Marujo trabalhou um tempo como barraqueiro na praia do Leme. Quando perdeu o ponto, passou a ajudar outros barraqueiros, carregando cadeiras e barracas. Muito carismático, cumprimentava a todos e tratava os frequentadores da praia com gentileza e cortesia. Não fazia distinção se o cliente era rico ou pobre, “gringo” ou “brazuca”, do "morro" ou do "asfalto". Todos eram por ele bem tratados.

Bebia sua cervejinha - quando o lucro da praia era maior -, ou sua pinga - nos dias de praia magra - sempre pelos bares da Rua Gustavo Sampaio.

Como ex-marítimo (razão de seu apelido), sempre contava estórias do alto-mar, casos da estiva e boas piadas.

Estávamos no final de 1999, às vésperas do tão esperado ano 2000 e do reveillon do milênio. As festas e confraternizações de dezembro lotavam minha agenda... e esvaziavam meu bolso.

Era uma noite de quinta ou sexta-feira. Eu estava indo para a "night" bem arrumado: calça cinza, camisa preta de linho, sapato no brilho, gel no cabelo, barba feita e perfumado. Mas com uma única "onça" na carteira, que, diga-se de passagem, deveria durar literalmente até o século seguinte. Fiz o tradicional "esquenta" no bar DA-MOÇA e, no caminho da Avenida Prado Júnior, passei pelo bar CACHORRÃO para comprar uma bala extra forte - a única que disfarçaria meu bafo de cana.
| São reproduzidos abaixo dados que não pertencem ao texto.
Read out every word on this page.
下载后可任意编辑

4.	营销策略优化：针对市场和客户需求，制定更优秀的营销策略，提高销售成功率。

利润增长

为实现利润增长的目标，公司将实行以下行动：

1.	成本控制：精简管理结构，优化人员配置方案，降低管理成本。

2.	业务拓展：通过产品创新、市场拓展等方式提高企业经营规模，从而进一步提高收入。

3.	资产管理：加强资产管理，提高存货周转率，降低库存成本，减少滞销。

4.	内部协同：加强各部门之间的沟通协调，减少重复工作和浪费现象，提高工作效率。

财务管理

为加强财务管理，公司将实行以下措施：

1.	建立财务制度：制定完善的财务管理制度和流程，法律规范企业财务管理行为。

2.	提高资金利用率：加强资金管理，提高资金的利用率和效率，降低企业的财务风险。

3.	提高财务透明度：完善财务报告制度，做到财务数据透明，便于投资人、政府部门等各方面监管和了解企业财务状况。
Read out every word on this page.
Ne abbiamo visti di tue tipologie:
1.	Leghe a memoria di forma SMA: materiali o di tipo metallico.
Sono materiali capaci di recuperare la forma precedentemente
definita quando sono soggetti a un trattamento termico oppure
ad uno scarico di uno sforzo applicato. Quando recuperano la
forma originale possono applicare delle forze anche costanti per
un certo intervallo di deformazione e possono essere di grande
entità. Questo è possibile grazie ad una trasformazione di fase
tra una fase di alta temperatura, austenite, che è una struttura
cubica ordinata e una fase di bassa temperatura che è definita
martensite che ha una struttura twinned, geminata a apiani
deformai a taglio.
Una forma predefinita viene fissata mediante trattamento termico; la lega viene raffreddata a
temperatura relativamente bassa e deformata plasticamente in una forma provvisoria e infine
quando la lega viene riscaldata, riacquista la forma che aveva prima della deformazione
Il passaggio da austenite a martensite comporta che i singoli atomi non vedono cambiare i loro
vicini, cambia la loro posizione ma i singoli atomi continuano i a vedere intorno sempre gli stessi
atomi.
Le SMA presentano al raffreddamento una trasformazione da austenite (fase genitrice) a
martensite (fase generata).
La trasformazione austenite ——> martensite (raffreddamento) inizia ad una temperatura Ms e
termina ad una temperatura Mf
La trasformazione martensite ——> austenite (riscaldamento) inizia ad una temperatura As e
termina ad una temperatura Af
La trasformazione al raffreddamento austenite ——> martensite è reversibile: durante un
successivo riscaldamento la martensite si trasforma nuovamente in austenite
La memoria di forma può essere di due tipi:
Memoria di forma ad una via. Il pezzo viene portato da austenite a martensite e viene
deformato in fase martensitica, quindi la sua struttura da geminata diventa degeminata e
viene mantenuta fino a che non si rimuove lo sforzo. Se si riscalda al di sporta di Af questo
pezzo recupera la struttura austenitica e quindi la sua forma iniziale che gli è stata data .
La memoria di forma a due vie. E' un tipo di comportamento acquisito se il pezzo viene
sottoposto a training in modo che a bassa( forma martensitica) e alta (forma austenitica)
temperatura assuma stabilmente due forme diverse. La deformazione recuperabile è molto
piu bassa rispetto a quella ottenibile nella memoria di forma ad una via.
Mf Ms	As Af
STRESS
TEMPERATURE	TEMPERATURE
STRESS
O atendente, na ocasião por mim desconhecido, disse não ter troco para R$ 50,00, mas não disse o esperado "depois você me paga". O truque da nota grande para compra pequena, que normalmente acaba em fiado, não deu certo. Desolado, fui saindo do bar já pensando o pior: "com este bafo de cachaça, não pego nem as primas da P.J."

Foi então que aconteceu o inesperado. Uma figura sem camisa, com um bafo de pinga mais forte do que o meu, e todo sujo de areia, pega em meu braço e diz: "vai levar a bala sim!" e, com uma altivez peculiar, ordenou ao atendente: "Antônio, dá a bala 'pro garoto'... EU PAGO!".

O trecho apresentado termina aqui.